5.2. Neural Networks#
The brain is made up of billions of neurons that are connected and send information to each other.
Thus, when computer scientists were developing artificial ‘brains’, they took inspiration from these neurons and developed neural networks. The most basic form of neural network is a dense neural network, which is sometimes also called a multi-layer perceptron (MLP). A dense neural network is comprised of lots of ‘neurons’ connected to each other that pass information through the neural network, i.e. the ‘brain’. In diagrams, we often represent neurons as a circle.
Connections between neurons are drawn as an arrow. The direction of the arrow shows the way that information ‘flows’. In the diagram below information can go from neuron A to neuron B, but information from neuron B cannot go to neuron A.

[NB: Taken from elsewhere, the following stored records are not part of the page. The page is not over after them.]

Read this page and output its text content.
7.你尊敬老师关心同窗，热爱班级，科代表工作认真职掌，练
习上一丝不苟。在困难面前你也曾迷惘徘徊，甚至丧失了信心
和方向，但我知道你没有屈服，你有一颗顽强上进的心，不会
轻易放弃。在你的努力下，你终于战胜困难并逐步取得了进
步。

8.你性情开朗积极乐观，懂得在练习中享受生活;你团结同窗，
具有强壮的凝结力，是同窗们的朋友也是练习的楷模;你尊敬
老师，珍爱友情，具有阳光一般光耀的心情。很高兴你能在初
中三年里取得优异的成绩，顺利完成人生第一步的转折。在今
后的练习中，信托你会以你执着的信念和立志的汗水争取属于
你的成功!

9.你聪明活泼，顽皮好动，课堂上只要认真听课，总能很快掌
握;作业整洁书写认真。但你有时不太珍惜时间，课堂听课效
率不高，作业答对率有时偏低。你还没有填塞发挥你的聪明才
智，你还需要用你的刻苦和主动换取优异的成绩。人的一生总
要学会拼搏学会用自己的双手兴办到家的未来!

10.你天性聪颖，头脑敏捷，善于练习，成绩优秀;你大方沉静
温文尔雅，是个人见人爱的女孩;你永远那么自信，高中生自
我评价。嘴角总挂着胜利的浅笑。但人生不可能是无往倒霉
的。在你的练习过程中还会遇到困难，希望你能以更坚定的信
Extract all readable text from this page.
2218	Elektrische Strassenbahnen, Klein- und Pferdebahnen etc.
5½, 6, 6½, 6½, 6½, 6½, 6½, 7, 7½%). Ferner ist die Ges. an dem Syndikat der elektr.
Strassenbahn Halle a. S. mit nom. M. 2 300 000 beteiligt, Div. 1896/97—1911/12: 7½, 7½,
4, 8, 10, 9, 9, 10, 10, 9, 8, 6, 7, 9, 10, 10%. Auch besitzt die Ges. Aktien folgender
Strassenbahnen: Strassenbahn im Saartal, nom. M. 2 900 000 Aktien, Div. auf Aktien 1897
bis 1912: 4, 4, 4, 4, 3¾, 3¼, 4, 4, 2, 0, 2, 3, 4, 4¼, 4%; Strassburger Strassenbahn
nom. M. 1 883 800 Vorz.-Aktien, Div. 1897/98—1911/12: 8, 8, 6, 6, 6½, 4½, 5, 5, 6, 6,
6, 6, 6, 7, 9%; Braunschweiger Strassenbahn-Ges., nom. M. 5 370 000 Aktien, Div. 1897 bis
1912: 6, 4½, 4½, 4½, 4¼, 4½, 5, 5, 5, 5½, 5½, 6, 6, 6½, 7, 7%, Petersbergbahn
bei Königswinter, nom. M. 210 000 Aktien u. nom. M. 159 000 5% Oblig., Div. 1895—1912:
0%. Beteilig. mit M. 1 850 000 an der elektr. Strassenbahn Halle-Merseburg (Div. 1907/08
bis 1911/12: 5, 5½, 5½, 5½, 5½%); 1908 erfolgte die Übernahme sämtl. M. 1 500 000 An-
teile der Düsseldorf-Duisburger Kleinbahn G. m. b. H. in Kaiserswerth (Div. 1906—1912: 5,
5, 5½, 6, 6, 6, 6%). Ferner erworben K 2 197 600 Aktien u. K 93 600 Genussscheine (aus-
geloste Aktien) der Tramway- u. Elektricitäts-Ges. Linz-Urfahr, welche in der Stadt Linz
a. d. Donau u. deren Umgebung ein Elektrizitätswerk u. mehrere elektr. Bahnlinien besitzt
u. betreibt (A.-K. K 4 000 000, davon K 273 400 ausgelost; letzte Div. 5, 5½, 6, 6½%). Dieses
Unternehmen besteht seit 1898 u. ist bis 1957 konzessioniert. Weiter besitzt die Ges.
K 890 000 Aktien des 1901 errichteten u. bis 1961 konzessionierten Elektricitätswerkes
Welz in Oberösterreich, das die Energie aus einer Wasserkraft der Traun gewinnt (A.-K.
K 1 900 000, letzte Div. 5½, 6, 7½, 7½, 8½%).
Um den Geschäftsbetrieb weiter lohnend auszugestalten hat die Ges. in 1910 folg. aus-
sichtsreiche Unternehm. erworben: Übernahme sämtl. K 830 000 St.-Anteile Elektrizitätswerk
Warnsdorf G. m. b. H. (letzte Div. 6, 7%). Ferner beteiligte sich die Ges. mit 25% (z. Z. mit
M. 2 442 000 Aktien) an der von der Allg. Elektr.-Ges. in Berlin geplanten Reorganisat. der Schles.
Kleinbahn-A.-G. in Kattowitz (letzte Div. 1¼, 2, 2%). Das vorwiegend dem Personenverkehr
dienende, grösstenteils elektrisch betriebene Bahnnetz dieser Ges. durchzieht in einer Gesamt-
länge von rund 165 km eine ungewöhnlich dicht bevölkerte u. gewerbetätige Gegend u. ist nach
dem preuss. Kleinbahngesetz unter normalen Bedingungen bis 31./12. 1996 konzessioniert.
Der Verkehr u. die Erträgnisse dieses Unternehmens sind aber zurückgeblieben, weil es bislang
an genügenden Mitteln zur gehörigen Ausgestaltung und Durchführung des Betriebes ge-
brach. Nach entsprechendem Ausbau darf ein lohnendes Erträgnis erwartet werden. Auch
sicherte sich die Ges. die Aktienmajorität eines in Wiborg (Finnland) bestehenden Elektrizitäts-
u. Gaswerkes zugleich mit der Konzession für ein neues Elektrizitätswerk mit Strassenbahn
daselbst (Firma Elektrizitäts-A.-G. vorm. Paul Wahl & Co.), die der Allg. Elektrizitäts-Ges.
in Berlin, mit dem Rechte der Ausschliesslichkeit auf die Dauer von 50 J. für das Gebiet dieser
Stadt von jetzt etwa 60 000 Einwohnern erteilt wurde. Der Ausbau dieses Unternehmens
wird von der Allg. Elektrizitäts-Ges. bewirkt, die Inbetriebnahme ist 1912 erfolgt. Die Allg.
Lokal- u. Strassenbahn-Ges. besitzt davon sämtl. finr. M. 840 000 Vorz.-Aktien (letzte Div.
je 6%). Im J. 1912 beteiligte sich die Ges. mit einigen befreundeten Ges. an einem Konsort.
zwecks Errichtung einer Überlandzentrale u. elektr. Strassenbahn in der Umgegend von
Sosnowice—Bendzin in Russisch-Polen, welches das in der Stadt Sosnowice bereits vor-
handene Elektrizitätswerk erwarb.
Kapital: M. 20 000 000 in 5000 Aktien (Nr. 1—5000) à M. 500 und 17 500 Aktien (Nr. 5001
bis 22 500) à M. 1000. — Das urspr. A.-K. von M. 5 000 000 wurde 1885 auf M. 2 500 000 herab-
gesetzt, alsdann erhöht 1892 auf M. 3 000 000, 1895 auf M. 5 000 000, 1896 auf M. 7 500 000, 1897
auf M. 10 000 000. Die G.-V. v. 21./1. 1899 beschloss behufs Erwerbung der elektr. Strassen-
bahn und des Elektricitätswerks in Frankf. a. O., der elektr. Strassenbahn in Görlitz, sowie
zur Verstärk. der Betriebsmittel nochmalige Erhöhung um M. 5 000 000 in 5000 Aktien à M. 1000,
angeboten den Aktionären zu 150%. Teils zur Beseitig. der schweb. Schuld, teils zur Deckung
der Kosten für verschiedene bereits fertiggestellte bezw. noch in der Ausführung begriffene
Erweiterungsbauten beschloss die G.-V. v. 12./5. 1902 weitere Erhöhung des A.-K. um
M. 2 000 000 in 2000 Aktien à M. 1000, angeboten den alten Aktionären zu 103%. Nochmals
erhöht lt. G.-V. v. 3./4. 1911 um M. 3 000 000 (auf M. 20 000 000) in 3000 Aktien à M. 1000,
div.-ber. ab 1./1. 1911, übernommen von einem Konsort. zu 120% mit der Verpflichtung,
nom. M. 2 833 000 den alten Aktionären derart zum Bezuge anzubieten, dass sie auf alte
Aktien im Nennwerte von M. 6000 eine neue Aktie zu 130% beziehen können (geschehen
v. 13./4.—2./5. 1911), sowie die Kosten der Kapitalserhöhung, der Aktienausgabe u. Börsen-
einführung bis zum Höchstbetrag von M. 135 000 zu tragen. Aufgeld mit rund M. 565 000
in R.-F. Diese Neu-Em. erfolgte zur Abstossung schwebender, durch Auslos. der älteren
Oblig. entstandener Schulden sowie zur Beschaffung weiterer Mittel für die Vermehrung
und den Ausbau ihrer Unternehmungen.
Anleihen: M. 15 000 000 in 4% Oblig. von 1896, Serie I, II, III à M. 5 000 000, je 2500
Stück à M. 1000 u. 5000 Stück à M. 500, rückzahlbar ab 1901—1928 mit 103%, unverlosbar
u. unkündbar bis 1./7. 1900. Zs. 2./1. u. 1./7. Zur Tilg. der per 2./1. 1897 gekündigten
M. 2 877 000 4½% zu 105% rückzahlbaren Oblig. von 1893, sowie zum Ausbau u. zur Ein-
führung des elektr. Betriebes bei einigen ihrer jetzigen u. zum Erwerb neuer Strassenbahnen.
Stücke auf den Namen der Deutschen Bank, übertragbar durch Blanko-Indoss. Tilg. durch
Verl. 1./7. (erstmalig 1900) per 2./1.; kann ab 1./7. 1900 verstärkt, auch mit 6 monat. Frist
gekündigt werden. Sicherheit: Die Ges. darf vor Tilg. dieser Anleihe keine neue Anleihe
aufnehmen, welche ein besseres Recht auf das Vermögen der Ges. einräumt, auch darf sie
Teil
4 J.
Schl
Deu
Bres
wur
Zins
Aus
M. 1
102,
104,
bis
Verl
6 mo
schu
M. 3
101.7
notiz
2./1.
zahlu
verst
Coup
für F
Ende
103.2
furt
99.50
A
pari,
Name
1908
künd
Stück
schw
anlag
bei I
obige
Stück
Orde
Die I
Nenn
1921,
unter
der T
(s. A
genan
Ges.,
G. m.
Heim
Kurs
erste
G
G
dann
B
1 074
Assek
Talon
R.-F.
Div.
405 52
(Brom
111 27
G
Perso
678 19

In a real brain, neurons would be connected in a complicated network.
But computer scientists like to keep everything nice and neat. So we organise neurons in layers. Information will flow from one layer to the next layer. In a fully connected network, every neuron in one layer is connect to every neuron in the following layer. In the figure below there are 3 layers of neurons and each layer as 4 neurons.
We also have a special layer called the input layer, which receives information and a special layer called the output layer, which returns the final result.
Networks can come in all different shapes and sizes.
Typically the larger the network the ‘smarter’ it is, but the tradeoff is that larger networks are slower to ‘learn’, i.e. train and slower to ‘think’, i.e. make a prediction.